25. Il y a lieu, dans les circonstances de l’espèce, d’admettre M. et Mme D... au titre de l’aide juridictionnelle provisoire et de mettre à la charge de l’Assistance publique-Hôpitaux de Marseille le versement d’une somme de 3 000 euros au titre des articles L. 761-1 du code de justice administrative et 37 de la loi du 10 juillet 1991, à verser à la SCP Le Bret-Desaché, avocat de M. et MmeD..., sous réserve qu’elle renonce à percevoir la somme correspondant à la part contributive de l’Etat.

O R D O N N E :

Article 1er : L’intervention de l’Union nationale des associations de familles de traumatisés crâniens et de cérébro-lésés est admise.
Article 2 : L’appel de l’Assistance publique-Hôpitaux de Marseille est rejeté.
Article 3 : M. et Mme D...sont admis à l’aide juridictionnelle provisoire.

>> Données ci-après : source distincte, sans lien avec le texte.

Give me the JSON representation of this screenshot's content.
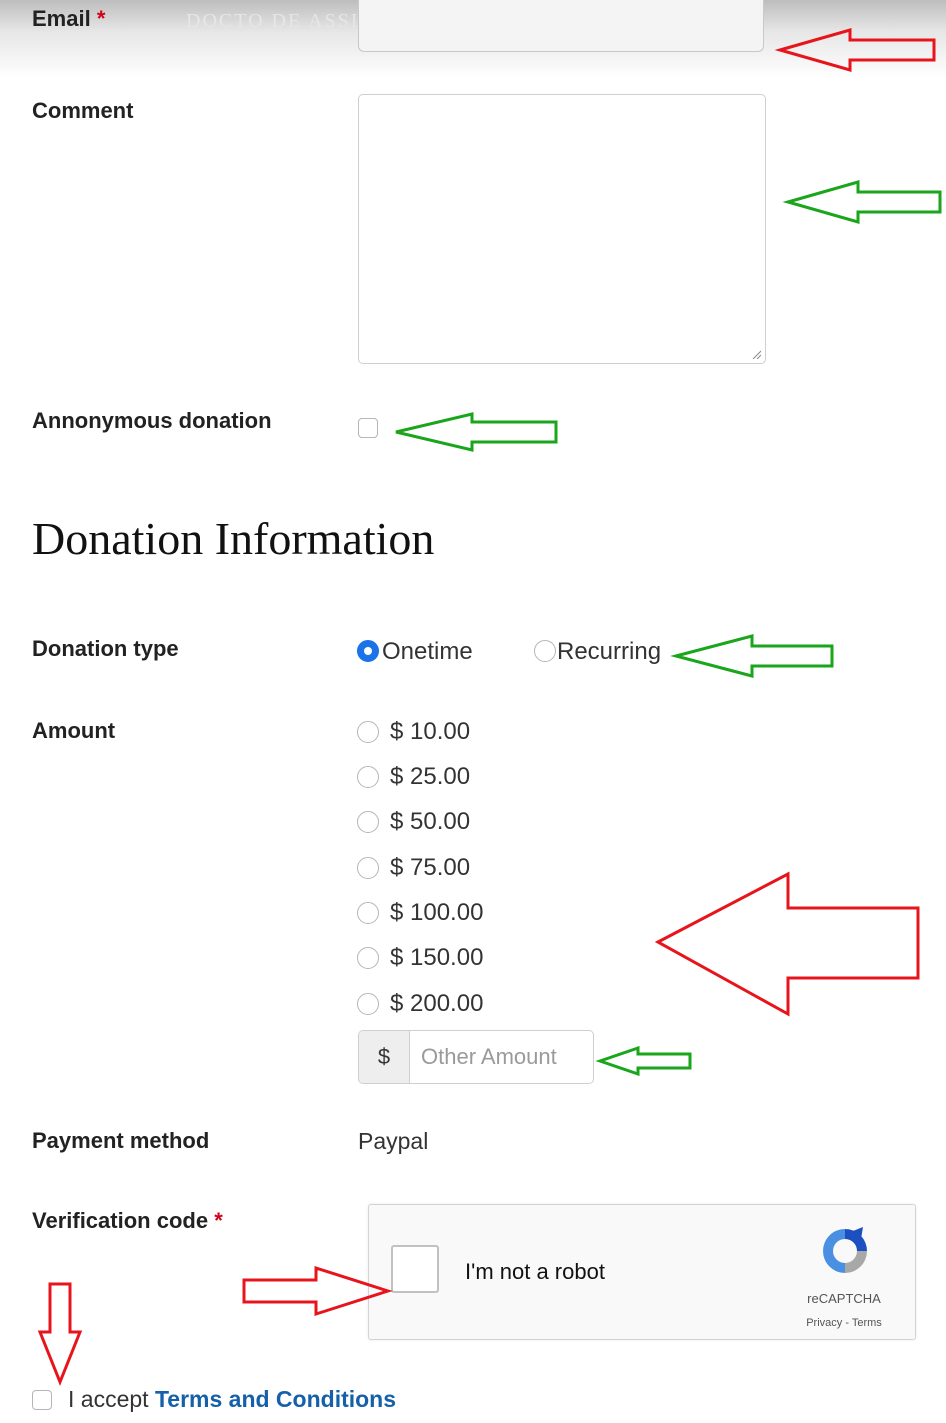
{
  "email": {
    "label": "Email",
    "required_mark": "*",
    "ghost_text": "DOCTO DE ASSINORA"
  },
  "comment": {
    "label": "Comment"
  },
  "anonymous": {
    "label": "Annonymous donation"
  },
  "section_title": "Donation Information",
  "donation_type": {
    "label": "Donation type",
    "options": [
      "Onetime",
      "Recurring"
    ],
    "selected": "Onetime"
  },
  "amount": {
    "label": "Amount",
    "options": [
      "$ 10.00",
      "$ 25.00",
      "$ 50.00",
      "$ 75.00",
      "$ 100.00",
      "$ 150.00",
      "$ 200.00"
    ],
    "currency_addon": "$",
    "other_placeholder": "Other Amount"
  },
  "payment": {
    "label": "Payment method",
    "value": "Paypal"
  },
  "verification": {
    "label": "Verification code",
    "required_mark": "*",
    "recaptcha_text": "I'm not a robot",
    "recaptcha_brand": "reCAPTCHA",
    "recaptcha_links": "Privacy - Terms"
  },
  "terms": {
    "prefix": "I accept",
    "link": "Terms and Conditions"
  },
  "colors": {
    "arrow_red": "#e8141b",
    "arrow_green": "#1aa61a",
    "link": "#1560a8",
    "radio_selected": "#1a73e8"
  },
  "icons": [
    "recaptcha-logo-icon",
    "resize-handle-icon"
  ]
}
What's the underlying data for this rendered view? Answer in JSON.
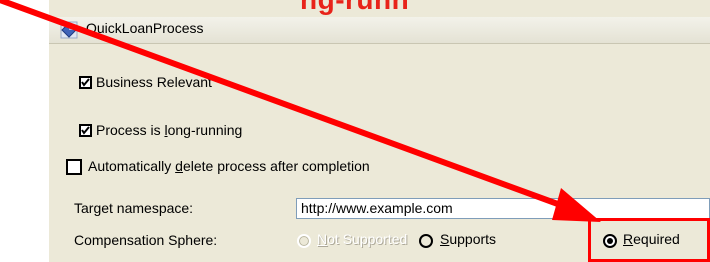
{
  "annotation": {
    "banner_text": "ng-runn",
    "color": "#ff0000"
  },
  "window": {
    "title": "QuickLoanProcess",
    "icon": "process-diamond-icon"
  },
  "options": {
    "business_relevant": {
      "label": "Business Relevant",
      "checked": true
    },
    "long_running": {
      "label_pre": "Process is ",
      "label_u": "l",
      "label_post": "ong-running",
      "checked": true
    },
    "auto_delete": {
      "label_pre": "Automatically ",
      "label_u": "d",
      "label_post": "elete process after completion",
      "checked": false
    }
  },
  "target_namespace": {
    "label": "Target namespace:",
    "value": "http://www.example.com"
  },
  "compensation": {
    "label": "Compensation Sphere:",
    "options": [
      {
        "u": "N",
        "rest": "ot Supported",
        "checked": false,
        "disabled": true
      },
      {
        "u": "S",
        "rest": "upports",
        "checked": false,
        "disabled": false
      },
      {
        "u": "R",
        "rest": "equired",
        "checked": true,
        "disabled": false
      }
    ]
  }
}
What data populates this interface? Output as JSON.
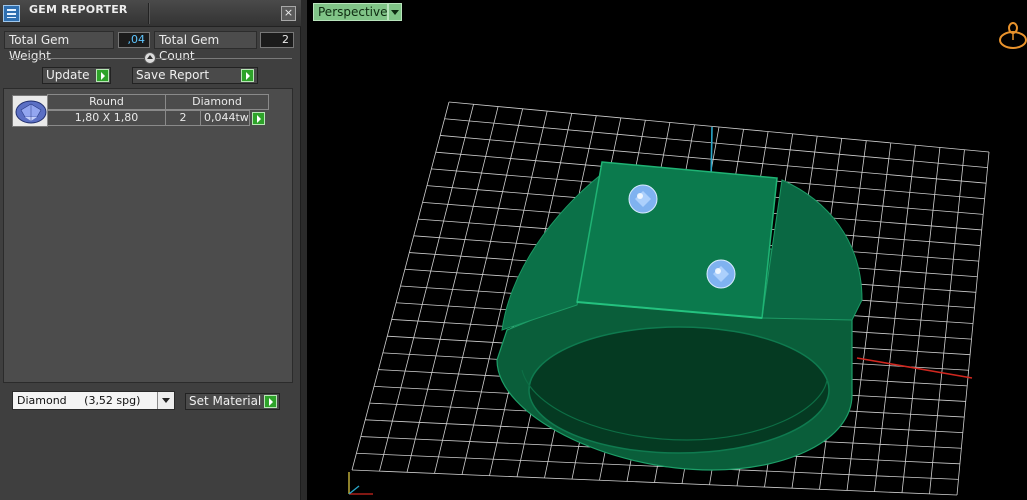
{
  "panel": {
    "title": "GEM REPORTER",
    "close_glyph": "×",
    "total_weight_label": "Total Gem Weight",
    "total_weight_value": ",04",
    "total_count_label": "Total Gem Count",
    "total_count_value": "2",
    "update_label": "Update",
    "save_report_label": "Save Report",
    "set_material_label": "Set Material",
    "material_selected": "Diamond     (3,52 spg)"
  },
  "gem_table": {
    "headers": [
      "Round",
      "Diamond"
    ],
    "rows": [
      {
        "size": "1,80 X 1,80",
        "count": "2",
        "weight": "0,044tw"
      }
    ]
  },
  "viewport": {
    "view_name": "Perspective"
  },
  "icons": [
    "table-icon",
    "close-icon",
    "slider-knob-icon",
    "play-arrow-icon",
    "gem-thumbnail-icon",
    "dropdown-arrow-icon",
    "ring-orientation-icon",
    "axis-indicator-icon"
  ],
  "colors": {
    "ring": "#0b7a4d",
    "gem": "#7fb2f0",
    "grid": "#d8d8d8",
    "x_axis": "#d0271f",
    "y_axis": "#2aa6c8",
    "tab": "#80c487",
    "button_arrow": "#2ea32a"
  }
}
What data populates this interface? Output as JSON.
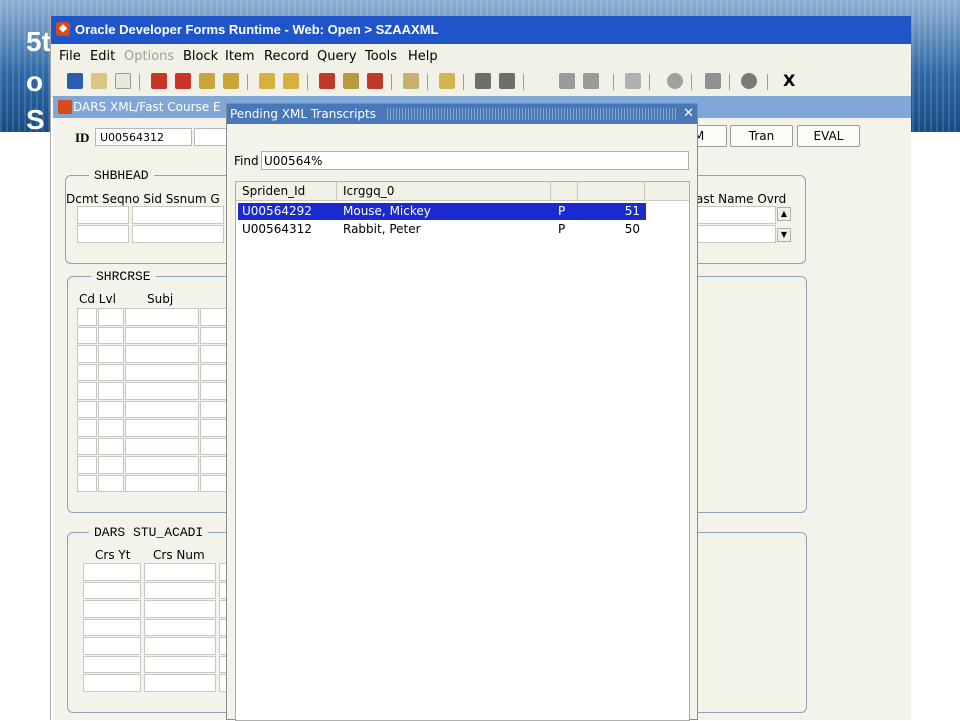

Article 4 : L’Assistance publique-Hôpitaux de Marseille versera à la SCP Le Bret-Desaché, avocat de M. et Mme D..., la somme de 3 000 euros au titre des articles L. 761-1 du code de justice administrative et 37 de la loi du 10 juillet 1991, sous réserve qu’elle renonce à percevoir la somme correspondant à la part contributive de l’Etat.
Article 5 : La présente ordonnance sera notifiée à l’Assistance publique-Hôpitaux de Marseille, à M. et Mme D..., à l’Union nationale des associations de familles de traumatisés crâniens et de cérébro-lésés et à la ministre des affaires sociales et de la santé.